An outline of the player’s sprite which appears when behind geometry, responding to the sprite animation’s current frame as well.
Glow Effect:
To indicate to the player what scene props and items can be interacted with and when they can do so, scene props use instances of a base material with controls for adjusting the strength of a pulsing emissive glow. Scene props and items can then enable or disable this glow effect when the player enters or exits a trigger volume, respectively.
Objects toggling their glow effect on and off when the player is within reach and able to interact with them.
Material Management:
On the project I took charge of managing a small library of base materials for different types of in-game objects and functionality. As well as the glow effect described above, there are base materials with features like use of a cardboard normal map to give the impression that the scene props are cut out of cardboard, 2D animation materials with C++-side controls for automatically displaying the appropriate sprite in a spritesheet, UI materials for looping through a given spritesheet, etc.
The list of base materials used in the game, as well as some of their instances.
2D Animation Playback Systems:
Spritesheet Material:
Building off of tech from a project I’d completed in the previous semester, I created a material for handling and playing back spritesheet animations. This makes extensive use of the flipbook node with additional parameters which allow for programmers to have full control over animation playback in C++/Blueprint logic. Moving the animation playback logic outside of the material was particularly useful for handling different types of animations, for example walking animations can be played with simple looping logic, “change item” animations can be played start-to-finish for the item being put away and played in reverse for the new item being equipped, even idle animations with sprites for the character blinking can be played back in a unique way to have the character blink in a realistic way.
The material node graph which plays back spritesheet animations.
Spritesheets for switching between the hammer and acorn items, authored by Igor Oliveira (top) and their use in-game (bottom). When switching items, the current items’s animation will be played front-to-back before switching to the new item’s animation, which is played front-to-back.
Texture Management:
This project made use of a lot of different spritesheets for the player character, AI actors, and any interaction effects like smoke clouds around items that disappear. To make handling all these spritesheets a much more streamlined process, I created a data asset template which holds animation metadata including the dimensions of the spritesheet, the number of empty frames in the spritesheet, the intended playback framerate of the animation and the specific frame that events should occur on (for synchronising things with animations like a tent being set up on the “hammer hit” frame, or an acorn flying into the air on the frame where said acorn leaves the player’s hand).

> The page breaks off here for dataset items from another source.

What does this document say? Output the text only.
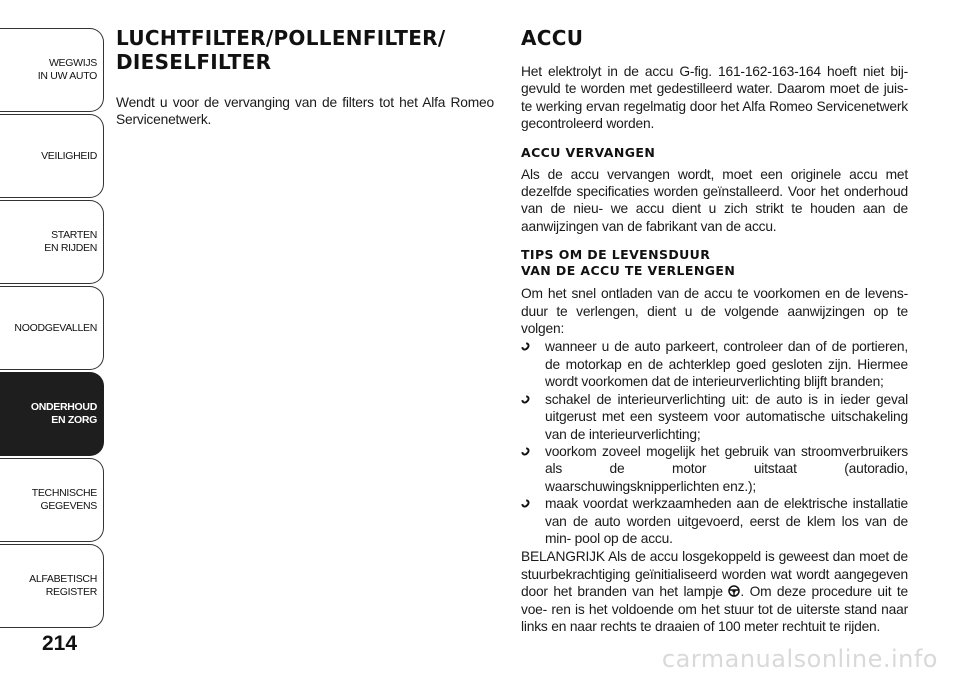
WEGWIJS
IN UW AUTO
VEILIGHEID
STARTEN
EN RIJDEN
NOODGEVALLEN
ONDERHOUD
EN ZORG
TECHNISCHE
GEGEVENS
ALFABETISCH
REGISTER
214
LUCHTFILTER/POLLENFILTER/
DIESELFILTER

Wendt u voor de vervanging van de filters tot het Alfa Romeo Servicenetwerk.

ACCU

Het elektrolyt in de accu G-fig. 161-162-163-164 hoeft niet bij- gevuld te worden met gedestilleerd water. Daarom moet de juis- te werking ervan regelmatig door het Alfa Romeo Servicenetwerk gecontroleerd worden.

ACCU VERVANGEN

Als de accu vervangen wordt, moet een originele accu met dezelfde specificaties worden geïnstalleerd. Voor het onderhoud van de nieu- we accu dient u zich strikt te houden aan de aanwijzingen van de fabrikant van de accu.

TIPS OM DE LEVENSDUUR
VAN DE ACCU TE VERLENGEN

Om het snel ontladen van de accu te voorkomen en de levens- duur te verlengen, dient u de volgende aanwijzingen op te volgen:

wanneer u de auto parkeert, controleer dan of de portieren, de motorkap en de achterklep goed gesloten zijn. Hiermee wordt voorkomen dat de interieurverlichting blijft branden;
schakel de interieurverlichting uit: de auto is in ieder geval uitgerust met een systeem voor automatische uitschakeling van de interieurverlichting;
voorkom zoveel mogelijk het gebruik van stroomverbruikers als de motor uitstaat (autoradio, waarschuwingsknipperlichten enz.);
maak voordat werkzaamheden aan de elektrische installatie van de auto worden uitgevoerd, eerst de klem los van de min- pool op de accu.

BELANGRIJK Als de accu losgekoppeld is geweest dan moet de stuurbekrachtiging geïnitialiseerd worden wat wordt aangegeven door het branden van het lampje . Om deze procedure uit te voe- ren is het voldoende om het stuur tot de uiterste stand naar links en naar rechts te draaien of 100 meter rechtuit te rijden.

carmanualsonline.info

Using this template sped up the import process for animations sped up development time a lot - adding a new animation into the engine became a simple and quick process of importing the texture, setting up a data asset with the animation’s properties and plugging it into the player character class so that it would be played back during gameplay.
An excerpt of the player character actor’s animation list (left) and an example of a spritesheet animation data asset with additional animation metadata, for convenient handling in C++/Blueprint code (right).